DKIM and ARC: Setup MTA: Using OpenDMARC

Requirements

• MTA: Postfix or Sendmail

• OpenDKIM

• OpenDMARC

• You have to choose authserv-id to determine the results of domain validation. In this document mx.example.org is used for example.

Note

• It is assumed here that OpenDMARC was built with internal SPF checking enabled. If not, you will need to install additional software for SPF, such as:

  • pypolicyd-spf (for Postfix only)
  • SPF Engine
  • SPF Milter
  • spfmilter

Configuration

Setting OpenDKIM / OpenDMARC

Sympa is responsible for the DKIM signing.
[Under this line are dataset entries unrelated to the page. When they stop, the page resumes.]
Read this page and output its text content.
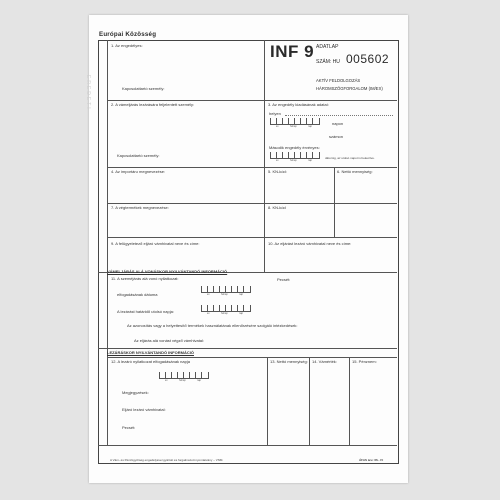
Európai Közösség
EREDETI
1. Az engedélyes:
Kapcsolattartó személy:
INF 9 ADATLAP
SZÁM: HU 005602
AKTÍV FELDOLGOZÁS
HÁROMSZÖGFORGALOM (IM/EX)
2. A vámeljárás lezárására feljelentett személy:
Kapcsolattartó személy:
3. Az engedély kiadásának adatai:
helyen
év	hónap	nap
napon
számon
Második engedély érvényes:
év	hónap	nap
dátumig, az utolsó napot is beleértve.
4. Az importáru megnevezése:	5. KN-kód:	6. Nettó mennyiség:
7. A végtermékek megnevezése:	8. KN-kód
9. A felügyeletező eljáró vámhivatal neve és címe:	10. Az eljárást lezáró vámhivatal neve és címe:
VÁMELJÁRÁS ALÁ VONÁSKOR NYILVÁNTANDÓ INFORMÁCIÓ
11. A szeméjárás alá vonó nyilatkozat:	Pecsét:
elfogadásának dátuma	év	hónap	nap
A lezárást határidő utolsó napja:	év	hónap	nap
Az azonosítás vagy a helyettesítő termékek használatának ellenőrzésére szolgáló intézkedések:
Az eljárás alá vonást végző vámhivatal:
LEZÁRÁSKOR NYILVÁNTANDÓ INFORMÁCIÓ
12. A lezáró nyilatkozat elfogadásának napja
év	hónap	nap
13. Nettó mennyiség: 14. Vámérték:	15. Pénznem:
Megjegyzések:
Eljáró lezáró vámhivatal:
Pecsét:
A Vám- és Pénzügyőrség engedélyével gyártott és forgalmazott nyomtatvány – VNM.	ÁFAS áru: 66.- Ft
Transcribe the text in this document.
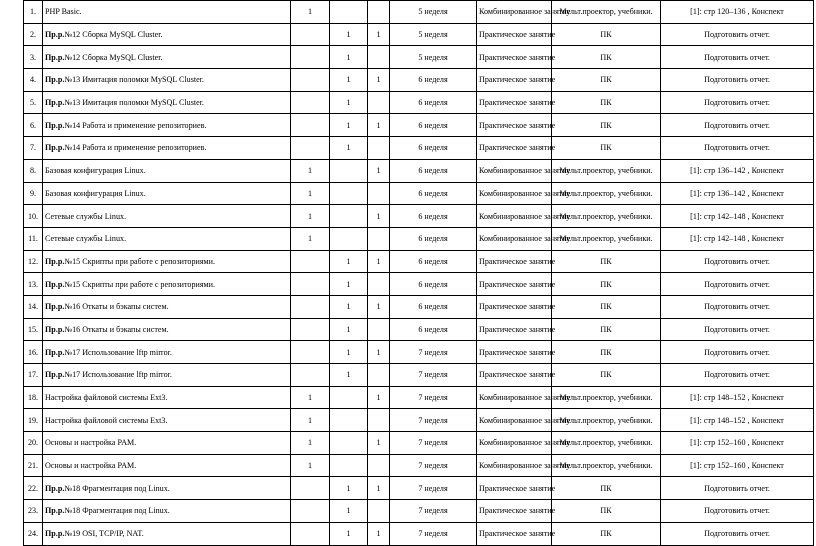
1.	PHP Basic.	1			5 неделя	Комбинированное занятие	Мульт.проектор, учебники.	[1]: стр 120–136 , Конспект
2.	Пр.р.№12 Сборка MySQL Cluster.		1	1	5 неделя	Практическое занятие	ПК	Подготовить отчет.
3.	Пр.р.№12 Сборка MySQL Cluster.		1		5 неделя	Практическое занятие	ПК	Подготовить отчет.
4.	Пр.р.№13 Имитация поломки MySQL Cluster.		1	1	6 неделя	Практическое занятие	ПК	Подготовить отчет.
5.	Пр.р.№13 Имитация поломки MySQL Cluster.		1		6 неделя	Практическое занятие	ПК	Подготовить отчет.
6.	Пр.р.№14 Работа и применение репозиториев.		1	1	6 неделя	Практическое занятие	ПК	Подготовить отчет.
7.	Пр.р.№14 Работа и применение репозиториев.		1		6 неделя	Практическое занятие	ПК	Подготовить отчет.
8.	Базовая конфигурация Linux.	1		1	6 неделя	Комбинированное занятие	Мульт.проектор, учебники.	[1]: стр 136–142 , Конспект
9.	Базовая конфигурация Linux.	1			6 неделя	Комбинированное занятие	Мульт.проектор, учебники.	[1]: стр 136–142 , Конспект
10.	Сетевые службы Linux.	1		1	6 неделя	Комбинированное занятие	Мульт.проектор, учебники.	[1]: стр 142–148 , Конспект
11.	Сетевые службы Linux.	1			6 неделя	Комбинированное занятие	Мульт.проектор, учебники.	[1]: стр 142–148 , Конспект
12.	Пр.р.№15 Скрипты при работе с репозиториями.		1	1	6 неделя	Практическое занятие	ПК	Подготовить отчет.
13.	Пр.р.№15 Скрипты при работе с репозиториями.		1		6 неделя	Практическое занятие	ПК	Подготовить отчет.
14.	Пр.р.№16 Откаты и бэкапы систем.		1	1	6 неделя	Практическое занятие	ПК	Подготовить отчет.
15.	Пр.р.№16 Откаты и бэкапы систем.		1		6 неделя	Практическое занятие	ПК	Подготовить отчет.
16.	Пр.р.№17 Использование lftp mirror.		1	1	7 неделя	Практическое занятие	ПК	Подготовить отчет.
17.	Пр.р.№17 Использование lftp mirror.		1		7 неделя	Практическое занятие	ПК	Подготовить отчет.
18.	Настройка файловой системы Ext3.	1		1	7 неделя	Комбинированное занятие	Мульт.проектор, учебники.	[1]: стр 148–152 , Конспект
19.	Настройка файловой системы Ext3.	1			7 неделя	Комбинированное занятие	Мульт.проектор, учебники.	[1]: стр 148–152 , Конспект
20.	Основы и настройка PAM.	1		1	7 неделя	Комбинированное занятие	Мульт.проектор, учебники.	[1]: стр 152–160 , Конспект
21.	Основы и настройка PAM.	1			7 неделя	Комбинированное занятие	Мульт.проектор, учебники.	[1]: стр 152–160 , Конспект
22.	Пр.р.№18 Фрагментация под Linux.		1	1	7 неделя	Практическое занятие	ПК	Подготовить отчет.
23.	Пр.р.№18 Фрагментация под Linux.		1		7 неделя	Практическое занятие	ПК	Подготовить отчет.
24.	Пр.р.№19 OSI, TCP/IP, NAT.		1	1	7 неделя	Практическое занятие	ПК	Подготовить отчет.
That is, on OpenDKIM, the value of Mode parameter below may only include v, for verification.

The minimum configuration is as follows (Note: Replace mx.example.org in below).

opendkim.conf (see the manual of OpenDKIM for details):

AlwaysAddARHeader yes
AuthservID mx.example.org
Mode v
Socket inet:8891@localhost

opendmarc.conf (see the manual of OpenDMARC for details):

AuthservID mx.example.org
TrustedAuthservIDs mx.example.org
Socket inet:8893@localhost
SPFSelfValidate true

Setting MTA

• Postfix

  Add following settings to main.cf:

  smtpd_milters = (existing settings) inet:localhost:8891 inet:localhost:8893
  milter_default_action = accept
  

• Sendmail

  Edit sendmail.cf to add following settings:

  O InputMailFilters=opendkim, opendmarc
  Xopendkim, S=inet:8891@localhost
  Xopendmarc, S=inet:8893@localhost
  

  Or, if you are generating sendmail.cf from sendmail.mc, add following lines after FEATURE lines:

  define(`confINPUT_MAIL_FILTERS', `opendkim, opendmarc')
  MAIL_FILTER(`opendkim', `S=inet:8891@localhost')
  MAIL_FILTER(`opendmarc', `S=inet:8893@localhost')
  

  Above is equivalent to below:

  INPUT_MAIL_FILTER(`opendkim', `S=inet:8891@localhost')
  INPUT_MAIL_FILTER(`opendmarc', `S=inet:8893@localhost')
  

After you finished setting up MTA, test it.